A pilot randomized clinical trial of a peer support intervention for hematopoietic stem cell transplantation

作者信息Hermioni L Amonoo, Emma P Keane, Michelle Guo, Lisa M Gudenkauf, Annabella C Boardman, Isabella S Larizza, Emma D Wolfe, Manfred N Mate-Kole, Brian C Healy, Corey Cutler, Heather S Jim, Stephanie J Lee, Joseph A Greer, Jeff C Huffman, Areej El-Jawahri
PMID41945755
期刊Blood Adv
发布时间2026-06-09
DOI10.1182/bloodadvances.2025018918

摘要

Peer support has been associated with improved patient-reported outcomes (PROs), including reduced psychological distress, among patients undergoing hematopoietic stem cell transplantation (HSCT), but structured interventions are limited. This study assessed the feasibility, acceptability, and preliminary effects of a scalable peer support intervention to reduce psychological distress and enhance quality of life (QOL) post-HSCT. We conducted a pilot randomized clinical trial evaluating the Supporting Transplant Experiences with Peer Program (STEPP), a 5-session, telephone-based intervention delivered by an HSCT survivor offering psychoeducation and coping strategies.
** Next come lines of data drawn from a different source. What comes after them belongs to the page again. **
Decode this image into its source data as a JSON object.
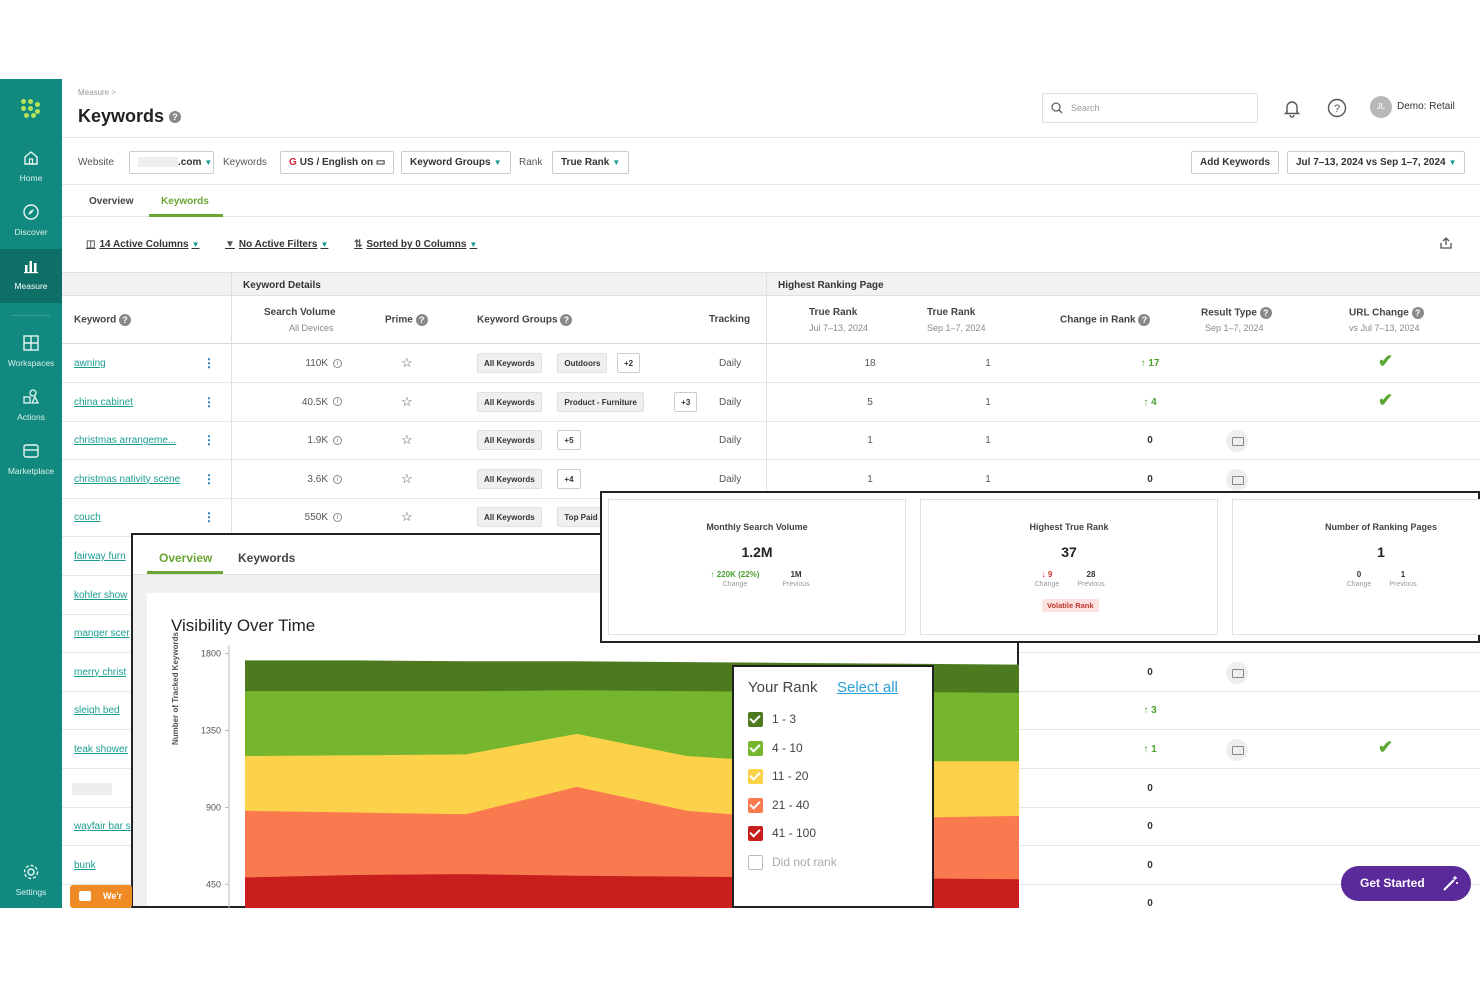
{
  "sidebar": {
    "items": [
      {
        "label": "Home",
        "icon": "home-icon"
      },
      {
        "label": "Discover",
        "icon": "compass-icon"
      },
      {
        "label": "Measure",
        "icon": "bar-chart-icon"
      },
      {
        "label": "Workspaces",
        "icon": "grid-icon"
      },
      {
        "label": "Actions",
        "icon": "shapes-icon"
      },
      {
        "label": "Marketplace",
        "icon": "store-icon"
      },
      {
        "label": "Settings",
        "icon": "gear-icon"
      }
    ],
    "active": "Measure"
  },
  "header": {
    "breadcrumb": "Measure >",
    "title": "Keywords",
    "search_placeholder": "Search",
    "avatar_initials": "JL",
    "account": "Demo: Retail"
  },
  "filters": {
    "website_label": "Website",
    "website_value": ".com",
    "keywords_label": "Keywords",
    "keywords_value": "US / English on",
    "keyword_groups": "Keyword Groups",
    "rank_label": "Rank",
    "rank_value": "True Rank",
    "add_keywords": "Add Keywords",
    "date_range": "Jul 7–13, 2024 vs Sep 1–7, 2024"
  },
  "tabs": {
    "overview": "Overview",
    "keywords": "Keywords"
  },
  "toolbar": {
    "columns": "14 Active Columns",
    "filters": "No Active Filters",
    "sorted": "Sorted by 0 Columns"
  },
  "table": {
    "group_headers": {
      "details": "Keyword Details",
      "page": "Highest Ranking Page"
    },
    "columns": {
      "keyword": "Keyword",
      "search_volume": "Search Volume",
      "search_volume_sub": "All Devices",
      "prime": "Prime",
      "keyword_groups": "Keyword Groups",
      "tracking": "Tracking",
      "true_rank_1": "True Rank",
      "true_rank_1_sub": "Jul 7–13, 2024",
      "true_rank_2": "True Rank",
      "true_rank_2_sub": "Sep 1–7, 2024",
      "change_in_rank": "Change in Rank",
      "result_type": "Result Type",
      "result_type_sub": "Sep 1–7, 2024",
      "url_change": "URL Change",
      "url_change_sub": "vs Jul 7–13, 2024"
    },
    "rows": [
      {
        "keyword": "awning",
        "volume": "110K",
        "tags": [
          "All Keywords",
          "Outdoors",
          "+2"
        ],
        "tracking": "Daily",
        "rank1": "18",
        "rank2": "1",
        "change": "17",
        "dir": "up",
        "result": false,
        "url": true
      },
      {
        "keyword": "china cabinet",
        "volume": "40.5K",
        "tags": [
          "All Keywords",
          "Product - Furniture",
          "+3"
        ],
        "tracking": "Daily",
        "rank1": "5",
        "rank2": "1",
        "change": "4",
        "dir": "up",
        "result": false,
        "url": true
      },
      {
        "keyword": "christmas arrangeme...",
        "volume": "1.9K",
        "tags": [
          "All Keywords",
          "+5"
        ],
        "tracking": "Daily",
        "rank1": "1",
        "rank2": "1",
        "change": "0",
        "dir": "none",
        "result": true,
        "url": false
      },
      {
        "keyword": "christmas nativity scene",
        "volume": "3.6K",
        "tags": [
          "All Keywords",
          "+4"
        ],
        "tracking": "Daily",
        "rank1": "1",
        "rank2": "1",
        "change": "0",
        "dir": "none",
        "result": true,
        "url": false
      },
      {
        "keyword": "couch",
        "volume": "550K",
        "tags": [
          "All Keywords",
          "Top Paid"
        ],
        "tracking": "",
        "rank1": "",
        "rank2": "",
        "change": "",
        "dir": "none",
        "result": false,
        "url": false
      },
      {
        "keyword": "fairway furn",
        "change": "",
        "dir": "none"
      },
      {
        "keyword": "kohler show",
        "change": "",
        "dir": "none"
      },
      {
        "keyword": "manger scer",
        "change": "",
        "dir": "none"
      },
      {
        "keyword": "merry christ",
        "change": "0",
        "dir": "none",
        "result": true
      },
      {
        "keyword": "sleigh bed",
        "change": "3",
        "dir": "up"
      },
      {
        "keyword": "teak shower",
        "change": "1",
        "dir": "up",
        "result": true,
        "url": true
      },
      {
        "keyword": "",
        "change": "0",
        "dir": "none"
      },
      {
        "keyword": "wayfair bar s",
        "change": "0",
        "dir": "none"
      },
      {
        "keyword": "bunk",
        "change": "0",
        "dir": "none"
      },
      {
        "keyword": "",
        "change": "0",
        "dir": "none"
      }
    ]
  },
  "overview_panel": {
    "tab_overview": "Overview",
    "tab_keywords": "Keywords",
    "chart_title": "Visibility Over Time"
  },
  "metrics": [
    {
      "title": "Monthly Search Volume",
      "value": "1.2M",
      "change": "220K (22%)",
      "change_label": "Change",
      "previous": "1M",
      "previous_label": "Previous",
      "dir": "up"
    },
    {
      "title": "Highest True Rank",
      "value": "37",
      "change": "9",
      "change_label": "Change",
      "previous": "28",
      "previous_label": "Previous",
      "dir": "down",
      "badge": "Volatile Rank"
    },
    {
      "title": "Number of Ranking Pages",
      "value": "1",
      "change": "0",
      "change_label": "Change",
      "previous": "1",
      "previous_label": "Previous",
      "dir": "none"
    }
  ],
  "rank_legend": {
    "title": "Your Rank",
    "select_all": "Select all",
    "items": [
      {
        "label": "1 - 3",
        "color": "#4e7a1f",
        "checked": true
      },
      {
        "label": "4 - 10",
        "color": "#76b52e",
        "checked": true
      },
      {
        "label": "11 - 20",
        "color": "#fcd24a",
        "checked": true
      },
      {
        "label": "21 - 40",
        "color": "#f97a4e",
        "checked": true
      },
      {
        "label": "41 - 100",
        "color": "#c81e1e",
        "checked": true
      },
      {
        "label": "Did not rank",
        "color": "#ffffff",
        "checked": false
      }
    ]
  },
  "chart_data": {
    "type": "area",
    "title": "Visibility Over Time",
    "ylabel": "Number of Tracked Keywords",
    "yticks": [
      450,
      900,
      1350,
      1800
    ],
    "ylim": [
      300,
      1850
    ],
    "x": [
      0,
      1,
      2,
      3,
      4,
      5,
      6,
      7
    ],
    "series": [
      {
        "name": "41 - 100",
        "color": "#c81e1e",
        "values": [
          490,
          505,
          510,
          500,
          495,
          490,
          485,
          480
        ]
      },
      {
        "name": "21 - 40",
        "color": "#f97a4e",
        "values": [
          880,
          870,
          860,
          1020,
          880,
          830,
          840,
          850
        ]
      },
      {
        "name": "11 - 20",
        "color": "#fcd24a",
        "values": [
          1200,
          1205,
          1210,
          1330,
          1200,
          1160,
          1170,
          1170
        ]
      },
      {
        "name": "4 - 10",
        "color": "#76b52e",
        "values": [
          1580,
          1580,
          1580,
          1585,
          1580,
          1575,
          1575,
          1570
        ]
      },
      {
        "name": "1 - 3",
        "color": "#4e7a1f",
        "values": [
          1760,
          1760,
          1755,
          1755,
          1750,
          1745,
          1740,
          1735
        ]
      }
    ]
  },
  "cta": {
    "get_started": "Get Started",
    "chat": "We'r"
  }
}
Participants were recruited 1 to 2 weeks pre-HSCT admission and randomized to STEPP or usual care. Feasibility was defined as ≥60% enrollment and ≥60% completing ≥3 sessions. Acceptability was assessed using the Client Satisfaction Questionnaire (CSQ; ≥3/4 mean benchmark). PRO measures of anxiety, depression (Hospital Anxiety and Depression Scale), posttraumatic stress (Post-Traumatic Stress Disorder Checklist-Civilian Version), QOL (Functional Assessment of Cancer Therapy-Bone Marrow Transplant), social support (Social Support and Effectiveness Questionnaire), and self-efficacy (Cancer Self-Efficacy Scale) were assessed pre-HSCT and at 30 and 60 days post-HSCT. Mixed-effects models explored preliminary effects. We enrolled 77% (90 of 117) of eligible patients (STEPP, n = 45; usual care, n = 45); 12 became ineligible due to HSCT cancellation or postponement. Among 78 active participants (mean age, 58.9 years [standard deviation, 12.3]; 57.7% women), all STEPP participants completed ≥3 sessions, and the mean CSQ score was 3.5. STEPP showed small-to-moderate improvements in day 30 anxiety (d = -0.36) and day 60 anxiety (d = -0.58), depression (d = -0.25), posttraumatic stress (d = -0.28), QOL (d = 0.48), social support (d = 0.36), and self-efficacy (d = 0.46). STEPP exceeds feasibility and acceptability thresholds, showing promising psychosocial benefits warranting a fully powered multisite efficacy trial. This trial was registered at www.clinicaltrials.gov as NCT06010017.